Вчера нелегкая понесла меня в Тель-Авив по делам. На один день после начала операции стало тише. Но по дороге началось. То есть пошли сообщения по радио о воздушной тревоге. Сначала в южных городах — каждые полминуты. Ведущие какой-то политической программы не успевали фразу договорить. Они, пока не началось, что-то бурно обсуждали, а потом совсем стихли.
К этому моменту мы въехали в Тель-Авив, и нас торжественно встретила воздушная тревога. Прямо около тель-авивского железнодорожного вокзала.
На самом деле я еще помню войну с Ираком. Иерусалим вообще не бомбили. Но я только приехала, вдвоем с бабушкой, иврита не знаю вообще. Не страшно, но как-то совершенно непонятно, что делать. С одной стороны, прекрасные американские девушки притащили нам с бабушкой два ящика консервов, помогли заклеить окно и дверь. С другой — бабушке было 89 лет, и запихивать ее в противогаз лишний раз не хотелось.
И тогда я придумала.
Напротив окна было большое дерево. На дереве во всю мощь верещала огромная стая маленьких птичек. То есть если начнется газовая атака, то птички отравятся и попадают с дерева, уже не вереща. Логично? Логично! И вот тогда я надену противогаз, потому что окно у меня уже все равно заклеено.

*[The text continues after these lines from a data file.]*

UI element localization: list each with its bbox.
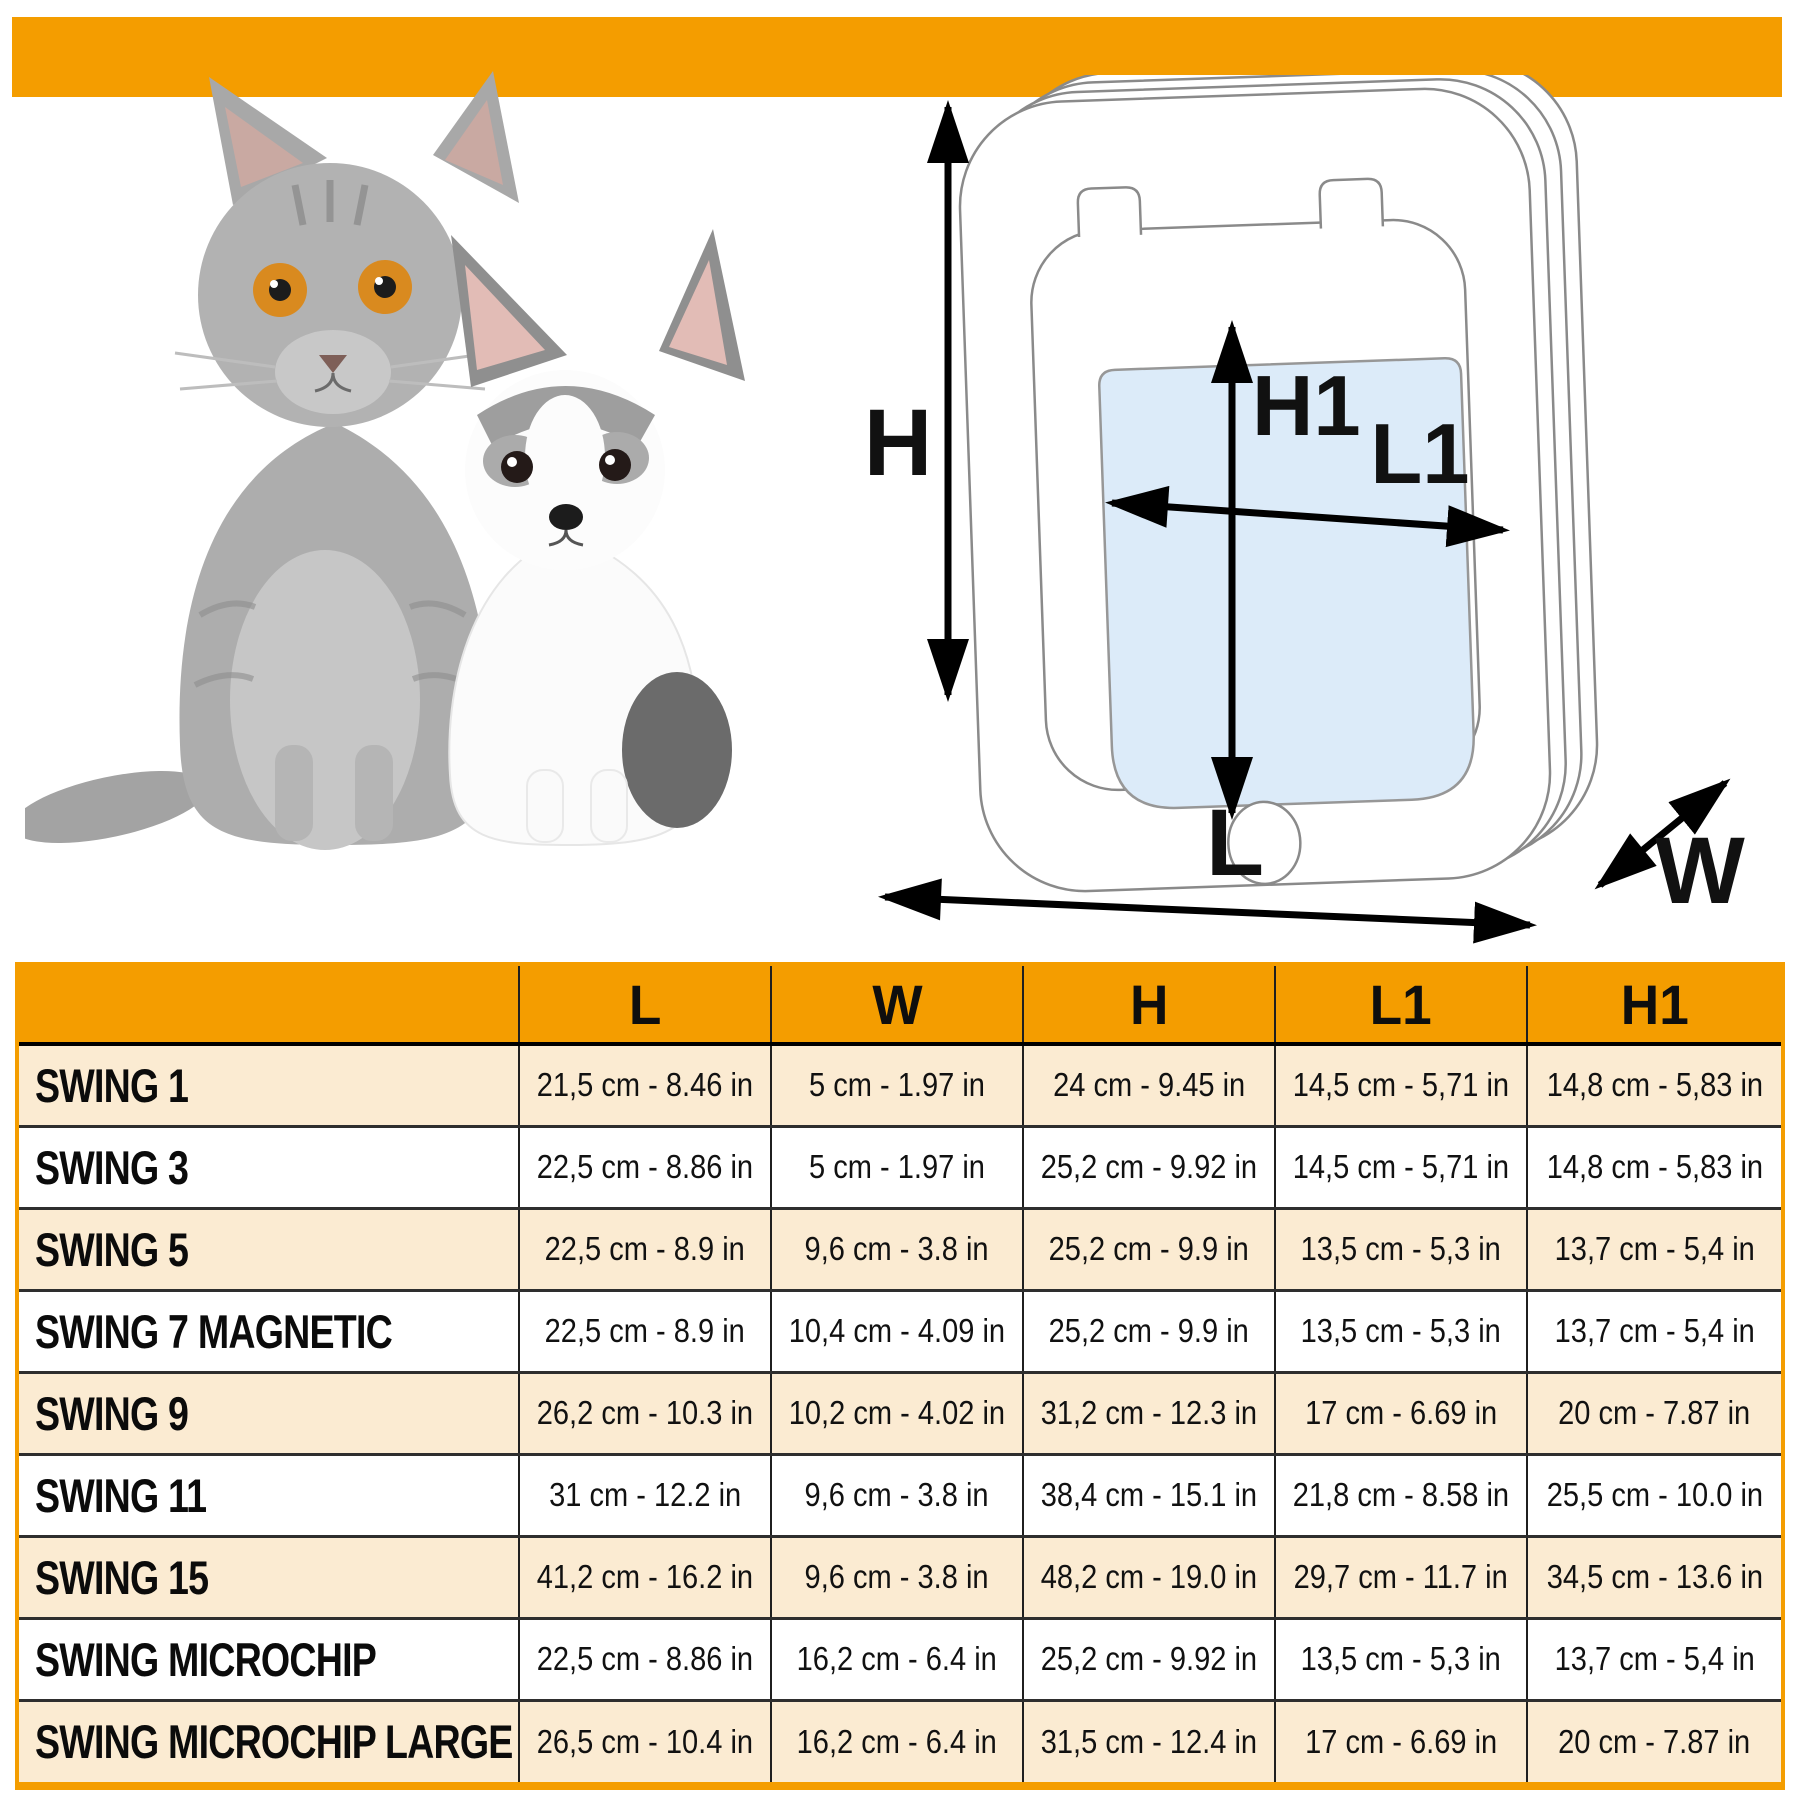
cat-nose	[319, 355, 347, 373]
dimension-cell: 13,5 cm - 5,3 in	[1274, 1208, 1527, 1290]
dimension-cell: 14,8 cm - 5,83 in	[1526, 1126, 1781, 1208]
cat-illustration	[25, 71, 519, 850]
dimension-cell: 22,5 cm - 8.86 in	[518, 1618, 771, 1700]
size-table-header: L W H L1 H1	[19, 966, 1781, 1044]
table-row: SWING 7 MAGNETIC 22,5 cm - 8.9 in 10,4 cm …	[19, 1290, 1781, 1372]
dimension-cell: 25,2 cm - 9.9 in	[1022, 1290, 1275, 1372]
dimension-cell: 25,5 cm - 10.0 in	[1526, 1454, 1781, 1536]
dog-left-ear	[451, 235, 567, 387]
dimension-cell: 24 cm - 9.45 in	[1022, 1044, 1275, 1126]
dimension-cell: 34,5 cm - 13.6 in	[1526, 1536, 1781, 1618]
dimension-cell: 22,5 cm - 8.9 in	[518, 1290, 771, 1372]
dimension-cell: 22,5 cm - 8.9 in	[518, 1208, 771, 1290]
dog-illustration	[448, 229, 745, 847]
dimension-label-l1: L1	[1370, 407, 1469, 502]
dimension-label-l: L	[1206, 790, 1264, 896]
dimension-cell: 16,2 cm - 6.4 in	[770, 1700, 1023, 1782]
dimension-cell: 29,7 cm - 11.7 in	[1274, 1536, 1527, 1618]
l-arrow	[878, 878, 1537, 944]
dimension-label-h: H	[864, 390, 933, 496]
dimension-cell: 41,2 cm - 16.2 in	[518, 1536, 771, 1618]
size-table-container: L W H L1 H1 SWING 1 21,5 cm - 8.46 in 5 cm…	[15, 962, 1785, 1790]
row-label: SWING 7 MAGNETIC	[35, 1304, 393, 1358]
row-label: SWING MICROCHIP LARGE	[35, 1715, 513, 1769]
dimension-cell: 31 cm - 12.2 in	[518, 1454, 771, 1536]
w-arrow	[1594, 778, 1731, 890]
table-row: SWING 9 26,2 cm - 10.3 in 10,2 cm - 4.02 i…	[19, 1372, 1781, 1454]
size-table: L W H L1 H1 SWING 1 21,5 cm - 8.46 in 5 cm…	[19, 966, 1781, 1782]
dimension-cell: 10,4 cm - 4.09 in	[770, 1290, 1023, 1372]
dimension-cell: 17 cm - 6.69 in	[1274, 1372, 1527, 1454]
dimension-cell: 31,2 cm - 12.3 in	[1022, 1372, 1275, 1454]
dog-nose	[549, 504, 583, 530]
dimension-arrows	[878, 100, 1731, 944]
cat-head	[198, 163, 462, 427]
dimension-cell: 48,2 cm - 19.0 in	[1022, 1536, 1275, 1618]
header-cell-h1: H1	[1526, 966, 1781, 1044]
dimension-cell: 21,8 cm - 8.58 in	[1274, 1454, 1527, 1536]
dimension-cell: 17 cm - 6.69 in	[1274, 1700, 1527, 1782]
row-label: SWING 11	[35, 1468, 207, 1522]
header-cell-h: H	[1022, 966, 1275, 1044]
dimension-cell: 13,7 cm - 5,4 in	[1526, 1208, 1781, 1290]
table-row: SWING MICROCHIP 22,5 cm - 8.86 in 16,2 cm …	[19, 1618, 1781, 1700]
dimension-cell: 14,5 cm - 5,71 in	[1274, 1126, 1527, 1208]
pet-door-body	[958, 75, 1599, 893]
dimension-cell: 38,4 cm - 15.1 in	[1022, 1454, 1275, 1536]
header-cell-model	[19, 966, 519, 1044]
table-row: SWING 5 22,5 cm - 8.9 in 9,6 cm - 3.8 in 25…	[19, 1208, 1781, 1290]
table-row: SWING 11 31 cm - 12.2 in 9,6 cm - 3.8 in 38…	[19, 1454, 1781, 1536]
dimension-cell: 14,8 cm - 5,83 in	[1526, 1044, 1781, 1126]
table-row: SWING 15 41,2 cm - 16.2 in 9,6 cm - 3.8 in…	[19, 1536, 1781, 1618]
dimension-cell: 14,5 cm - 5,71 in	[1274, 1044, 1527, 1126]
dimension-cell: 13,7 cm - 5,4 in	[1526, 1290, 1781, 1372]
row-label: SWING 5	[35, 1222, 189, 1276]
row-label: SWING 15	[35, 1550, 209, 1604]
dimension-cell: 25,2 cm - 9.9 in	[1022, 1208, 1275, 1290]
header-cell-w: W	[770, 966, 1023, 1044]
row-label: SWING 1	[35, 1058, 189, 1112]
dog-back-patch	[622, 672, 732, 828]
row-label: SWING 3	[35, 1140, 189, 1194]
row-label: SWING MICROCHIP	[35, 1632, 377, 1686]
pet-door-diagram: H H1 L1 L W	[864, 75, 1745, 944]
dimension-cell: 10,2 cm - 4.02 in	[770, 1372, 1023, 1454]
door-tab-left	[1076, 186, 1143, 238]
table-row: SWING 1 21,5 cm - 8.46 in 5 cm - 1.97 in 24…	[19, 1044, 1781, 1126]
row-label: SWING 9	[35, 1386, 189, 1440]
header-row: L W H L1 H1	[19, 966, 1781, 1044]
dimension-cell: 13,5 cm - 5,3 in	[1274, 1290, 1527, 1372]
dimension-cell: 13,5 cm - 5,3 in	[1274, 1618, 1527, 1700]
dimension-cell: 16,2 cm - 6.4 in	[770, 1618, 1023, 1700]
door-tab-right	[1318, 177, 1385, 229]
dimension-cell: 26,2 cm - 10.3 in	[518, 1372, 771, 1454]
dimension-cell: 26,5 cm - 10.4 in	[518, 1700, 771, 1782]
dimension-cell: 5 cm - 1.97 in	[770, 1126, 1023, 1208]
dimension-cell: 9,6 cm - 3.8 in	[770, 1536, 1023, 1618]
dimension-cell: 9,6 cm - 3.8 in	[770, 1454, 1023, 1536]
dimension-cell: 31,5 cm - 12.4 in	[1022, 1700, 1275, 1782]
header-cell-l1: L1	[1274, 966, 1527, 1044]
l1-arrow	[1105, 485, 1510, 548]
dimension-labels: H H1 L1 L W	[864, 359, 1745, 924]
size-table-body: SWING 1 21,5 cm - 8.46 in 5 cm - 1.97 in 24…	[19, 1044, 1781, 1782]
dimension-cell: 5 cm - 1.97 in	[770, 1044, 1023, 1126]
dimension-cell: 25,2 cm - 9.92 in	[1022, 1618, 1275, 1700]
dimension-cell: 20 cm - 7.87 in	[1526, 1700, 1781, 1782]
dimension-cell: 21,5 cm - 8.46 in	[518, 1044, 771, 1126]
door-flap-window	[1098, 357, 1475, 810]
dimension-label-w: W	[1655, 818, 1745, 924]
dimension-cell: 20 cm - 7.87 in	[1526, 1372, 1781, 1454]
dimension-cell: 22,5 cm - 8.86 in	[518, 1126, 771, 1208]
header-cell-l: L	[518, 966, 771, 1044]
cat-and-dog-photo	[25, 71, 745, 850]
dimension-label-h1: H1	[1252, 359, 1361, 454]
dimension-cell: 25,2 cm - 9.92 in	[1022, 1126, 1275, 1208]
dimension-cell: 9,6 cm - 3.8 in	[770, 1208, 1023, 1290]
table-row: SWING MICROCHIP LARGE 26,5 cm - 10.4 in 16…	[19, 1700, 1781, 1782]
dimension-cell: 13,7 cm - 5,4 in	[1526, 1618, 1781, 1700]
table-row: SWING 3 22,5 cm - 8.86 in 5 cm - 1.97 in 25…	[19, 1126, 1781, 1208]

В эту войну мне сказали, что стреляют с юга, значит, прятаться надо у северной стены. На словах легко, но север я умею определять только по мху на дереве. На такси мха не было. Солнце было в зените, да и даже если бы оно четко садилось или вставало, на определение севера мне понадобилось бы минут пять.
Таксист уже врывался в двери вокзала. Вокруг было много солдат. Я решила идти за ними.
Потому что они точно знают, где северная стена. А если они не знают, где северная стена, я все равно пойду с ними, потому что народ должен быть с армией.
Заодно я помахала рукой какому-то чуваку, который снимал все на мобильный. Если я плохо получилась — это от стресса. Всем известно, что стресс пагубно влияет на внешность.